Use of benzodiazepines, also known as hypnotics, should be regularly reviewed. They are commonly used as night sedation and include temazepam, nitrazepam and lorazepam. Their use may increase falls as a result of side effects on the central nervous system and they may cause confusion in older people, which has implications for quality of life. Benzodiazepines may impair judgement and increase reaction time (MeReC 2005). They can also have paradoxical effects that may increase hostility and aggression.

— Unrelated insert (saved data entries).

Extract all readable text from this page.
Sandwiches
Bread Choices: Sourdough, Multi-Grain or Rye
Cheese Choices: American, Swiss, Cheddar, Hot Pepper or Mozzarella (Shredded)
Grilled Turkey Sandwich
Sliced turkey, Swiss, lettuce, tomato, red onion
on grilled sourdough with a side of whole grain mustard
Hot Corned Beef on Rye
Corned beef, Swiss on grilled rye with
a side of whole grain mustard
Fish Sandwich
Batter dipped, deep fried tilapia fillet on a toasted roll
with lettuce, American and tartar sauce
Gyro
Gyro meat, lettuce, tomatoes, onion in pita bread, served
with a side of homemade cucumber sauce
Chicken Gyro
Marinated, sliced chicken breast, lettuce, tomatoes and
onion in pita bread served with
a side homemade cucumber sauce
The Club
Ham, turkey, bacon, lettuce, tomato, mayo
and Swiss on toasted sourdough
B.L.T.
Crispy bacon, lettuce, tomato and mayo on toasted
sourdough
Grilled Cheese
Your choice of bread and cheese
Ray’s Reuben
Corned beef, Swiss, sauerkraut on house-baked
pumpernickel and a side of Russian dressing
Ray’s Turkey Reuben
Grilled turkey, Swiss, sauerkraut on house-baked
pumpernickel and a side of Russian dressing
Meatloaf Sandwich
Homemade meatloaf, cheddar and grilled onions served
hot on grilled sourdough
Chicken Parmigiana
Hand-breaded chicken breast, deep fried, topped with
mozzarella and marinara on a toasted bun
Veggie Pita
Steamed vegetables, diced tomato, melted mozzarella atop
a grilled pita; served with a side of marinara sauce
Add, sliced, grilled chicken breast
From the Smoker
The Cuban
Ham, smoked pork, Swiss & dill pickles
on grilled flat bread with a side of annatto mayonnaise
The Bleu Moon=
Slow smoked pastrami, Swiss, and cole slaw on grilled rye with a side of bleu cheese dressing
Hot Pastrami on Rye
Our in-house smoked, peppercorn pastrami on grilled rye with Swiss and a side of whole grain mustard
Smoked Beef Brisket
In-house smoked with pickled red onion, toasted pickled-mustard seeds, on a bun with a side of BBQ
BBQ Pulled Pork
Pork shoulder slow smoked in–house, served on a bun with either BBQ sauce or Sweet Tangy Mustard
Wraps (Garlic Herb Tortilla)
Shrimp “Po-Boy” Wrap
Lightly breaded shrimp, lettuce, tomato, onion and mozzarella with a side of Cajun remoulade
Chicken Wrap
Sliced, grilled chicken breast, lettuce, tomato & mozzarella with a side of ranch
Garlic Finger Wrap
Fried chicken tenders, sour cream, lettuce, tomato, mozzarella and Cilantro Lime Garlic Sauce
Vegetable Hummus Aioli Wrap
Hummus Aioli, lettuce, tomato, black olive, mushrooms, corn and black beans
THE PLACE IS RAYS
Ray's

The British National Formulary (BNF) (2011) reminds us that benzodiazepines may cause dependence and that tolerance occurs. It is particularly important to note that if given for periods longer than a few weeks, these drugs should not be stopped abruptly as severe withdrawal symptoms can occur. Short-acting hypnotics are preferable when prescribing for older patients with insomnia. However, hypnotics should be avoided in older people because they are at greater risk of becoming ataxic and confused, leading to falls and injury.

Benzodiazepines should be used to treat insomnia only when it is severe, disabling or causing the patient extreme distress (BNF 2011). Before suggesting medication for the management of insomnia, non-pharmacological interventions should be tried.

The management of insomnia is a skilled nursing intervention and many of the principles of sleep hygiene can be adopted in whatever setting care is being given (Box 1). The means to summon help quickly during the night and discussion to reduce fear or anxiety may also be beneficial.

When you next administer medication or support patients when they take it, make it an opportunity to identify how many people have been taking benzodiazepines for more than one week. Discuss with the prescriber whether or not this is appropriate and if any further action should be taken.

Box 1. Sleep hygiene
Try to relax and wind down with a pre-sleep routine, for example, having a warm drink without caffeine.
Avoid food, drugs or drinks that contain caffeine or other stimulants.
The bedroom should be a quiet, relaxing place to sleep: It should not be too hot, cold or noisy; earplugs and eye shades may be useful; it should be dark with good curtains to stop early morning sunlight; the bed should be changed if it is old or uncomfortable.